Avec Angèle Diabang, on a discuté du découpage technique. On a tourné dans des décors naturels, et ce n’était pas évident. L’utilisation de gros plans, ça s’explique parce qu’on voulait matérialiser certaines émotions. On est parti sur des plans très rapprochés pour rester dans l’intimité des personnages, sans les gêner. C’est ce qui explique la pluralité de ces gros plans. On ne pouvait pas les regarder de très loin, on était obligé d’être avec eux, et la caméra fait partie intégrante des personnages.
Dans cette collaboration entre réalisateur et Dop, qu’est-ce qui est le plus important pour vous ?
Pour moi, ce qui est le plus important, c’est la discussion. Il faut vraiment discuter. Le réalisateur m’amène des références, j’en fais de même. Bien sûr, après l’étude du scénario, après la discussion sur l’esthétique, sur l’artistique, on dit qu’on va essayer d’explorer telle voie. Et pour explorer cette voie, on a une matière sur laquelle on peut s’appuyer, c’est l’histoire du cinéma, l’histoire de l’art contemporain, l’histoire de l’art tout court. Souvent, il y a des gens qui vont citer la Renaissance, un style baroque, un peintre comme Matisse, et on essaie de reproduire ce type d’images. Donc il faut de la culture générale, sinon faire des recherches iconographiques.
Là, au Fespaco, vous avez organisé, avec quelques Dop, une table ronde. Il y avait un cri du cœur à lancer ?
On ne peut pas avoir un festival comme le Fespaco et négliger un point très important, un maillon très important, les gens qui fabriquent les films, les techniciens en général. Mais cette année-ci, on s’est dit qu’il faut qu’on nous donne une tribune pour qu’on puisse partager nos expériences avec les plus jeunes, avec les aspirants, avec ceux qui veulent faire de l’image plus tard. Donc, c’est la raison pour laquelle on a frappé à toutes les portes. Moustapha Sawadogo et Alex Moussa Sawadogo du Fespaco nous ont permis d’avoir cette rencontre avec nos confrères, avec nos jeunes frères. Il y avait moi-même, Renaud du Tchad et Abdelaziz Diallo. Donc à trois, on a partagé nos regards, nos expériences.

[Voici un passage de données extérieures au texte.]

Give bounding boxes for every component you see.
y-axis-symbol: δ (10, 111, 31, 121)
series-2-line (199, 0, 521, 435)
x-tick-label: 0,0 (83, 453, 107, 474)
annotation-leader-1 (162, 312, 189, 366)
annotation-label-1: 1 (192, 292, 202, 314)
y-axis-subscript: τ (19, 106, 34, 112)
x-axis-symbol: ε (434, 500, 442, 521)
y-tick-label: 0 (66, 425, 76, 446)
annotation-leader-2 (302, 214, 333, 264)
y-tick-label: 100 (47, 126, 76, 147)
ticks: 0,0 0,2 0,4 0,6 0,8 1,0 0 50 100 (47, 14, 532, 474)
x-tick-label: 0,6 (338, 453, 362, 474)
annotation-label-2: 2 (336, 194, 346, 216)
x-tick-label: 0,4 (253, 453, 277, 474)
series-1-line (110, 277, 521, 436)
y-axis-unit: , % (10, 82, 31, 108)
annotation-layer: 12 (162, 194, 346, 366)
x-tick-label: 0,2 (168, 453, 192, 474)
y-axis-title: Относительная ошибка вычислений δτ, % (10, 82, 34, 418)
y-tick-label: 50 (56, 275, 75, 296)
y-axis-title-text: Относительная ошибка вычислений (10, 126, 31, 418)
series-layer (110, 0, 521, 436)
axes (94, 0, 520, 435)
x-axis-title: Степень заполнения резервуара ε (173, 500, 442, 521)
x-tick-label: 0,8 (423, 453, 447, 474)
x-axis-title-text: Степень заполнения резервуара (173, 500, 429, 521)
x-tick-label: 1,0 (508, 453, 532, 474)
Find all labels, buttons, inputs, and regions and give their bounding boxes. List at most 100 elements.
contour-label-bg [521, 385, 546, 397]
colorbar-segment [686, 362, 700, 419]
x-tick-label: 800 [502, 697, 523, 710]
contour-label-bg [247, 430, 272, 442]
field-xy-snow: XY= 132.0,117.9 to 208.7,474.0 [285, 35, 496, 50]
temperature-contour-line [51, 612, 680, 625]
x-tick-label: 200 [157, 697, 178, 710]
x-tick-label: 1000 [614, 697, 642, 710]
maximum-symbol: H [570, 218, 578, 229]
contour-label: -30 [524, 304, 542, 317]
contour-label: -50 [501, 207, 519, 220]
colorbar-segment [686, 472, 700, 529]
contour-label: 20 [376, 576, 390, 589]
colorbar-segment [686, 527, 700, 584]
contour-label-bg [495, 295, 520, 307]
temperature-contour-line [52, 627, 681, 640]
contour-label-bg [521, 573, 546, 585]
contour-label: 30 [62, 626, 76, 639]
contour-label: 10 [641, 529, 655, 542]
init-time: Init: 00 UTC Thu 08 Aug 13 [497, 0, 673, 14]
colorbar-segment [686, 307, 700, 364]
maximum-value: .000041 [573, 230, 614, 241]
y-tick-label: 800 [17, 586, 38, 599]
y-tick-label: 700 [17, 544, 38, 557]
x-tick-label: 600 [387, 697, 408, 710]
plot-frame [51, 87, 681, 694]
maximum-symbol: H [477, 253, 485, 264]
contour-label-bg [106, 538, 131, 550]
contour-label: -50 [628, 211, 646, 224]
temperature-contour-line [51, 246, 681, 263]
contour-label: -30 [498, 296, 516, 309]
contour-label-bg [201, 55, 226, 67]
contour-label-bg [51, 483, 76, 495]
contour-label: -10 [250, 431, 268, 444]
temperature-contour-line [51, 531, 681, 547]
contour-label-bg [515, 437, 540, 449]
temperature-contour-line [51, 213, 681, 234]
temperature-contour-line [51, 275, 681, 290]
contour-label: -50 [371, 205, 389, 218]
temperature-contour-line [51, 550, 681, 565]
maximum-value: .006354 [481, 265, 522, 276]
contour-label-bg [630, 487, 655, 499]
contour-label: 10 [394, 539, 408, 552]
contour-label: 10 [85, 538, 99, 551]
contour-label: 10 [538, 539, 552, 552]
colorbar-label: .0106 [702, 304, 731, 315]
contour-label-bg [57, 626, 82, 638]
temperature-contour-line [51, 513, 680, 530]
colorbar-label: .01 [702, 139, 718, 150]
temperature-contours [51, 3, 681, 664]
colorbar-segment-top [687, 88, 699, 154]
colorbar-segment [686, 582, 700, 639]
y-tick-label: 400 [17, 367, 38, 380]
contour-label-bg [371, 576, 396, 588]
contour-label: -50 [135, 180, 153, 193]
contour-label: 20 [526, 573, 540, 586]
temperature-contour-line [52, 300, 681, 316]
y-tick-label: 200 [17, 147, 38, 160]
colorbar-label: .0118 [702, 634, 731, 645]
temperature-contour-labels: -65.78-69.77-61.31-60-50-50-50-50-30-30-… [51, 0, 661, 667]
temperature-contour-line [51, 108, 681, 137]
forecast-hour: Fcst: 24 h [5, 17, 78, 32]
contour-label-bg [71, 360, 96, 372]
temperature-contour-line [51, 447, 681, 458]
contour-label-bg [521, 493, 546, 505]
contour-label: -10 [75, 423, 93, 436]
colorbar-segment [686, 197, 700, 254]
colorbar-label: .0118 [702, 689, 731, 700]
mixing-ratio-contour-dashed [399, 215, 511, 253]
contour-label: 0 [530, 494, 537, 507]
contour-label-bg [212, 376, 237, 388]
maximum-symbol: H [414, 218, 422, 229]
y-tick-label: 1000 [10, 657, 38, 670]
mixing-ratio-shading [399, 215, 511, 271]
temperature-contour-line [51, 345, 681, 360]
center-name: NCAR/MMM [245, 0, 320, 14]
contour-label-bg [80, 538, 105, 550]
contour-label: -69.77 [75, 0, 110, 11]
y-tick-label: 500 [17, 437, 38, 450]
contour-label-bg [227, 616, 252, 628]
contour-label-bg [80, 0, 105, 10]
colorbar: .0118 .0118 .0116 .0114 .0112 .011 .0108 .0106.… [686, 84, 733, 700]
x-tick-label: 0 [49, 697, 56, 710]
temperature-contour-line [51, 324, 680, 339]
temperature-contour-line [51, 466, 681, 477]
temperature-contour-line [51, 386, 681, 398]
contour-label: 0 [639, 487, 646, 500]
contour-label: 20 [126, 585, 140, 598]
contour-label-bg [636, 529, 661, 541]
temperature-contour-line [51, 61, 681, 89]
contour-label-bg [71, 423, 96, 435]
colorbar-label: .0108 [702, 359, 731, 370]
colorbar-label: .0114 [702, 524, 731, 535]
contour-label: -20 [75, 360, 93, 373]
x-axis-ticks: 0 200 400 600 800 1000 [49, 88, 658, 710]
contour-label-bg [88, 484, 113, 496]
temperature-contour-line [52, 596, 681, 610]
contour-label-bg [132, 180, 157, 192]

Et là, quelles sont les difficultés pour les techniciens du cinéma africain ?
Elles sont nombreuses. C’est le manque de moyens, les conditions de travail. La plupart du temps, on fait des films avec de petits budgets, de très petits budgets. Donc on n’a pas une bonne marge de manœuvre. Mais ces contraintes-là nous poussent à nous réinventer, à être beaucoup plus créatifs. Toutefois, si on avait les moyens, on allait faire mieux même notre travail. Parce qu’on ne peut pas se préoccuper des problèmes techniques et en même temps vouloir créer. C’est très difficile. Il faut de la résistance, de la résilience, c’est ce qui nous permet de nous surpasser, de faire des films potables. Le manque de moyens ne nous empêche pas d’être créatifs et de raconter nos histoires.
Vous êtes aussi à l’origine de la création de l’Association des techniciens de l’audiovisuel et du cinéma sénégalais (Atacs), pour porter les problèmes des techniciens sénégalais du cinéma…
Effectivement, c’est la raison pour laquelle l’Atacs est née, parce qu’il y avait ce constat : on n’avait pas un cadre dans lequel on pouvait se réunir et échanger entre techniciens. Donc on a créé l’Atacs, dans un premier temps, pour la promotion du cinéma sénégalais. Et dans un deuxième temps, pour mettre les techniciens au cœur de ce dispositif, parce que ce sont eux qui fabriquent les films. Et s’ils sont laissés en rade, il y a un problème. Il ne faut pas paupériser cette frange, ce maillon important, et il faut leur donner les moyens pour que les conditions de travail puissent évoluer. Nos conditions de vie aussi, ça va de pair. Donc c’est la raison pour laquelle l’Atacs est née. Nous faisons des renforcements de capacités techniques et intellectuelles, des ateliers, des workshops, des discussions et des panels avec les anciens pour qu’ils nous partagent leurs expériences. Et nous essayons aussi d’être à la pointe de la technologie, d’avoir des partenaires comme Sony. Peut-être même dans le futur, organiser des micro-salons afin que les grands constructeurs de caméras, de postes de montage puissent être à Dakar ou à Ouaga. En résumé, le combat de l’Atacs, c’est l’amélioration des conditions de vie et de travail des techniciens.